Can anyone tell me what sex these are? I know the picture is not that big. Is there some way to tell the difference like hackle feathers.


----------



## robin416 (Sep 8, 2013)

It appears the one on the right running towards something is female. The others? No clue because you're right the pic isn't great.

Go here, I identified most of the males and females in the pics. You can see the differences between the sexes: http://www.chickenforum.com/f10/hey-piglett-just-you-8002/


----------



## teddy (Sep 6, 2012)

Can anyone tell from these picture if male or female? Having issues getting good pictures.


----------



## Alexia15 (Jan 18, 2015)

Do need better pics, especially of the combs. Silkies get shiny hackle feathers I think. My guy got fancy long normal feathers too, he's buff and has very dark red wings, makes him look like he's wearing a coat or something.

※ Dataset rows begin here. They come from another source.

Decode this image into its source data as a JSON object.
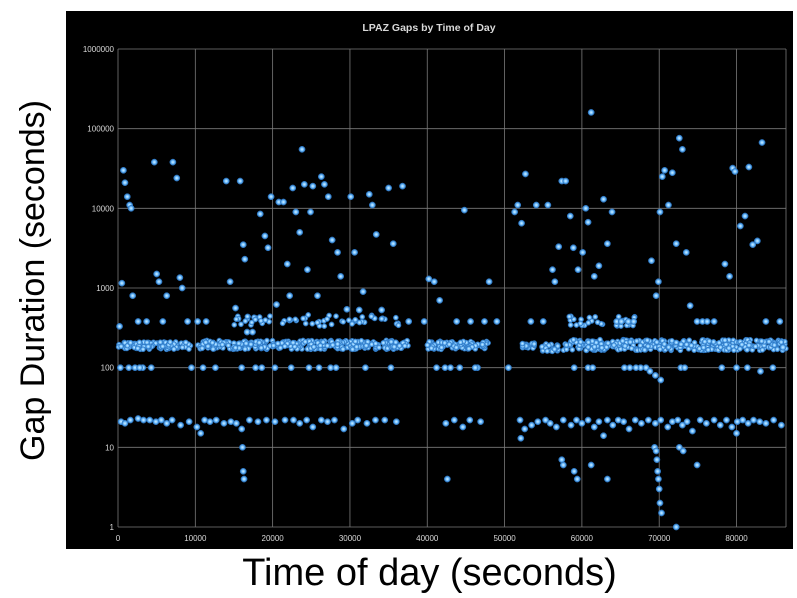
{
  "chart_data": {
    "type": "scatter",
    "title": "LPAZ Gaps by Time of Day",
    "xlabel": "Time of day (seconds)",
    "ylabel": "Gap Duration (seconds)",
    "xlim": [
      0,
      86400
    ],
    "ylim": [
      1,
      1000000
    ],
    "yscale": "log",
    "grid": true,
    "x_ticks": [
      "0",
      "10000",
      "20000",
      "30000",
      "40000",
      "50000",
      "60000",
      "70000",
      "80000"
    ],
    "y_ticks": [
      "1",
      "10",
      "100",
      "1000",
      "10000",
      "100000",
      "1000000"
    ],
    "colors": {
      "background": "#000000",
      "grid": "#7a7a7a",
      "text": "#d9d9d9",
      "marker": "#6fbfff",
      "marker_edge": "#2f7fd0"
    },
    "points": [
      [
        200,
        330
      ],
      [
        500,
        1150
      ],
      [
        700,
        30000
      ],
      [
        900,
        21000
      ],
      [
        1200,
        14000
      ],
      [
        1500,
        11000
      ],
      [
        1700,
        10000
      ],
      [
        1900,
        800
      ],
      [
        2200,
        100
      ],
      [
        2600,
        380
      ],
      [
        3200,
        100
      ],
      [
        3700,
        380
      ],
      [
        4300,
        100
      ],
      [
        4700,
        38000
      ],
      [
        5000,
        1500
      ],
      [
        5300,
        1200
      ],
      [
        5800,
        380
      ],
      [
        6300,
        800
      ],
      [
        7100,
        38000
      ],
      [
        7600,
        24000
      ],
      [
        8000,
        1350
      ],
      [
        8300,
        1000
      ],
      [
        9000,
        380
      ],
      [
        10300,
        380
      ],
      [
        11400,
        380
      ],
      [
        12600,
        100
      ],
      [
        14000,
        22000
      ],
      [
        14500,
        1200
      ],
      [
        15200,
        560
      ],
      [
        15800,
        22000
      ],
      [
        16200,
        3500
      ],
      [
        16400,
        2300
      ],
      [
        16700,
        280
      ],
      [
        17400,
        280
      ],
      [
        17800,
        100
      ],
      [
        18400,
        8500
      ],
      [
        19000,
        4500
      ],
      [
        19400,
        3200
      ],
      [
        19800,
        14000
      ],
      [
        20500,
        620
      ],
      [
        20800,
        12000
      ],
      [
        21400,
        12000
      ],
      [
        21900,
        2000
      ],
      [
        22200,
        800
      ],
      [
        22600,
        18000
      ],
      [
        23000,
        9000
      ],
      [
        23500,
        5000
      ],
      [
        23800,
        55000
      ],
      [
        24100,
        20000
      ],
      [
        24500,
        1700
      ],
      [
        24900,
        9000
      ],
      [
        25200,
        19000
      ],
      [
        25800,
        800
      ],
      [
        26300,
        25000
      ],
      [
        26700,
        20000
      ],
      [
        27200,
        14000
      ],
      [
        27700,
        4000
      ],
      [
        28400,
        2800
      ],
      [
        28800,
        1400
      ],
      [
        29600,
        540
      ],
      [
        30100,
        14000
      ],
      [
        30600,
        2800
      ],
      [
        31200,
        530
      ],
      [
        31700,
        900
      ],
      [
        32500,
        15000
      ],
      [
        32900,
        11000
      ],
      [
        33400,
        4700
      ],
      [
        34100,
        530
      ],
      [
        35000,
        18000
      ],
      [
        35600,
        3600
      ],
      [
        36800,
        19000
      ],
      [
        37600,
        380
      ],
      [
        39600,
        380
      ],
      [
        40200,
        1300
      ],
      [
        40900,
        1200
      ],
      [
        41600,
        700
      ],
      [
        42300,
        100
      ],
      [
        43000,
        100
      ],
      [
        43800,
        380
      ],
      [
        44800,
        9500
      ],
      [
        45600,
        380
      ],
      [
        46500,
        100
      ],
      [
        47400,
        380
      ],
      [
        48000,
        1200
      ],
      [
        49000,
        380
      ],
      [
        50500,
        100
      ],
      [
        51300,
        9000
      ],
      [
        51700,
        11000
      ],
      [
        52200,
        6500
      ],
      [
        52700,
        27000
      ],
      [
        53400,
        380
      ],
      [
        54100,
        11000
      ],
      [
        55000,
        380
      ],
      [
        55600,
        11000
      ],
      [
        56200,
        1700
      ],
      [
        56500,
        1200
      ],
      [
        57000,
        3300
      ],
      [
        57400,
        22000
      ],
      [
        57900,
        22000
      ],
      [
        58500,
        8000
      ],
      [
        58900,
        3200
      ],
      [
        59500,
        1700
      ],
      [
        60100,
        2800
      ],
      [
        60500,
        10000
      ],
      [
        60800,
        6700
      ],
      [
        61200,
        160000
      ],
      [
        61600,
        1400
      ],
      [
        62200,
        1900
      ],
      [
        62800,
        13000
      ],
      [
        63300,
        3600
      ],
      [
        63900,
        9000
      ],
      [
        64500,
        380
      ],
      [
        65100,
        380
      ],
      [
        66000,
        380
      ],
      [
        66700,
        380
      ],
      [
        67600,
        100
      ],
      [
        68300,
        100
      ],
      [
        69000,
        2200
      ],
      [
        69600,
        800
      ],
      [
        69900,
        1200
      ],
      [
        70100,
        9000
      ],
      [
        70400,
        25000
      ],
      [
        70700,
        30000
      ],
      [
        71200,
        11000
      ],
      [
        71700,
        28000
      ],
      [
        72200,
        3600
      ],
      [
        72600,
        76000
      ],
      [
        73000,
        55000
      ],
      [
        73500,
        2800
      ],
      [
        74000,
        600
      ],
      [
        74900,
        380
      ],
      [
        75600,
        380
      ],
      [
        76200,
        380
      ],
      [
        77100,
        380
      ],
      [
        78500,
        2000
      ],
      [
        79100,
        1400
      ],
      [
        79500,
        32000
      ],
      [
        79800,
        29000
      ],
      [
        80500,
        6000
      ],
      [
        81100,
        8000
      ],
      [
        81600,
        33000
      ],
      [
        82100,
        3500
      ],
      [
        82700,
        3900
      ],
      [
        83300,
        67000
      ],
      [
        83800,
        380
      ],
      [
        84700,
        100
      ],
      [
        85600,
        380
      ],
      [
        86000,
        180
      ],
      [
        300,
        100
      ],
      [
        1400,
        100
      ],
      [
        2800,
        100
      ],
      [
        9500,
        100
      ],
      [
        11000,
        100
      ],
      [
        16000,
        100
      ],
      [
        18600,
        100
      ],
      [
        20300,
        100
      ],
      [
        22400,
        100
      ],
      [
        24700,
        100
      ],
      [
        26000,
        100
      ],
      [
        27500,
        100
      ],
      [
        28200,
        100
      ],
      [
        32000,
        100
      ],
      [
        35300,
        100
      ],
      [
        41200,
        100
      ],
      [
        44200,
        100
      ],
      [
        46200,
        100
      ],
      [
        59000,
        100
      ],
      [
        60800,
        100
      ],
      [
        61400,
        100
      ],
      [
        65500,
        100
      ],
      [
        66200,
        100
      ],
      [
        67000,
        100
      ],
      [
        68800,
        90
      ],
      [
        69500,
        80
      ],
      [
        70200,
        70
      ],
      [
        72800,
        100
      ],
      [
        73300,
        100
      ],
      [
        78100,
        100
      ],
      [
        80000,
        100
      ],
      [
        81400,
        100
      ],
      [
        83100,
        90
      ],
      [
        400,
        21
      ],
      [
        900,
        20
      ],
      [
        1600,
        22
      ],
      [
        2600,
        23
      ],
      [
        3300,
        22
      ],
      [
        4100,
        22
      ],
      [
        4900,
        21
      ],
      [
        5600,
        22
      ],
      [
        6300,
        20
      ],
      [
        7000,
        22
      ],
      [
        8100,
        19
      ],
      [
        9200,
        21
      ],
      [
        10200,
        18
      ],
      [
        10700,
        15
      ],
      [
        11200,
        22
      ],
      [
        11900,
        21
      ],
      [
        12700,
        22
      ],
      [
        13700,
        20
      ],
      [
        14600,
        21
      ],
      [
        15300,
        20
      ],
      [
        16000,
        17
      ],
      [
        17000,
        22
      ],
      [
        18100,
        21
      ],
      [
        19200,
        22
      ],
      [
        20300,
        21
      ],
      [
        21600,
        22
      ],
      [
        22700,
        22
      ],
      [
        23500,
        20
      ],
      [
        24400,
        22
      ],
      [
        25200,
        18
      ],
      [
        26300,
        22
      ],
      [
        27100,
        21
      ],
      [
        28000,
        22
      ],
      [
        29200,
        17
      ],
      [
        30300,
        20
      ],
      [
        31000,
        22
      ],
      [
        32200,
        20
      ],
      [
        33300,
        22
      ],
      [
        34500,
        22
      ],
      [
        36000,
        21
      ],
      [
        42400,
        20
      ],
      [
        43500,
        22
      ],
      [
        44600,
        18
      ],
      [
        45500,
        22
      ],
      [
        46900,
        21
      ],
      [
        52000,
        22
      ],
      [
        52600,
        17
      ],
      [
        53500,
        19
      ],
      [
        54300,
        21
      ],
      [
        55300,
        22
      ],
      [
        55900,
        20
      ],
      [
        56700,
        18
      ],
      [
        57600,
        22
      ],
      [
        58600,
        19
      ],
      [
        59300,
        22
      ],
      [
        60000,
        20
      ],
      [
        60800,
        22
      ],
      [
        61600,
        18
      ],
      [
        62200,
        21
      ],
      [
        62800,
        14
      ],
      [
        63300,
        22
      ],
      [
        64000,
        19
      ],
      [
        64700,
        22
      ],
      [
        65400,
        21
      ],
      [
        66100,
        17
      ],
      [
        66900,
        22
      ],
      [
        67700,
        20
      ],
      [
        68600,
        22
      ],
      [
        69500,
        20
      ],
      [
        70200,
        22
      ],
      [
        71100,
        18
      ],
      [
        71700,
        21
      ],
      [
        72400,
        22
      ],
      [
        73000,
        19
      ],
      [
        73600,
        21
      ],
      [
        74300,
        16
      ],
      [
        75300,
        22
      ],
      [
        76100,
        20
      ],
      [
        77100,
        22
      ],
      [
        77900,
        19
      ],
      [
        78700,
        22
      ],
      [
        79400,
        18
      ],
      [
        80100,
        21
      ],
      [
        80800,
        22
      ],
      [
        81500,
        20
      ],
      [
        82200,
        22
      ],
      [
        83000,
        21
      ],
      [
        83800,
        20
      ],
      [
        84800,
        22
      ],
      [
        85800,
        19
      ],
      [
        16100,
        10
      ],
      [
        16200,
        5
      ],
      [
        16300,
        4
      ],
      [
        42600,
        4
      ],
      [
        52100,
        13
      ],
      [
        57400,
        7
      ],
      [
        57600,
        6
      ],
      [
        59000,
        5
      ],
      [
        59400,
        4
      ],
      [
        63300,
        4
      ],
      [
        69400,
        10
      ],
      [
        69600,
        9
      ],
      [
        69700,
        7
      ],
      [
        69800,
        5
      ],
      [
        69900,
        4
      ],
      [
        70000,
        3
      ],
      [
        70100,
        2
      ],
      [
        70300,
        1.5
      ],
      [
        72200,
        1
      ],
      [
        72600,
        10
      ],
      [
        73100,
        9
      ],
      [
        74900,
        6
      ],
      [
        80000,
        15
      ],
      [
        61200,
        6
      ]
    ],
    "band_ranges": [
      {
        "x_start": 0,
        "x_end": 9400,
        "y_min": 170,
        "y_max": 210
      },
      {
        "x_start": 10300,
        "x_end": 37700,
        "y_min": 170,
        "y_max": 220
      },
      {
        "x_start": 40000,
        "x_end": 47900,
        "y_min": 170,
        "y_max": 215
      },
      {
        "x_start": 52000,
        "x_end": 53900,
        "y_min": 175,
        "y_max": 205
      },
      {
        "x_start": 54800,
        "x_end": 57000,
        "y_min": 160,
        "y_max": 200
      },
      {
        "x_start": 57500,
        "x_end": 86400,
        "y_min": 165,
        "y_max": 225
      }
    ],
    "band_density": 0.012,
    "upper_band_ranges": [
      {
        "x_start": 15000,
        "x_end": 36500,
        "y_min": 330,
        "y_max": 460
      },
      {
        "x_start": 57500,
        "x_end": 67000,
        "y_min": 330,
        "y_max": 460
      }
    ],
    "upper_band_density": 0.003
  }
}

As a wild guess I would maybe say the one in the far back standing up is a roo and others possible hens. Just as my guy would do that while his hens scratched around carefree.


----------



## feathertree (Feb 16, 2015)

The two dark ones look hen and the buff partridge looks roo. But you will need better photos for more accurate sexing. Photos of their faces included. How old are they?


----------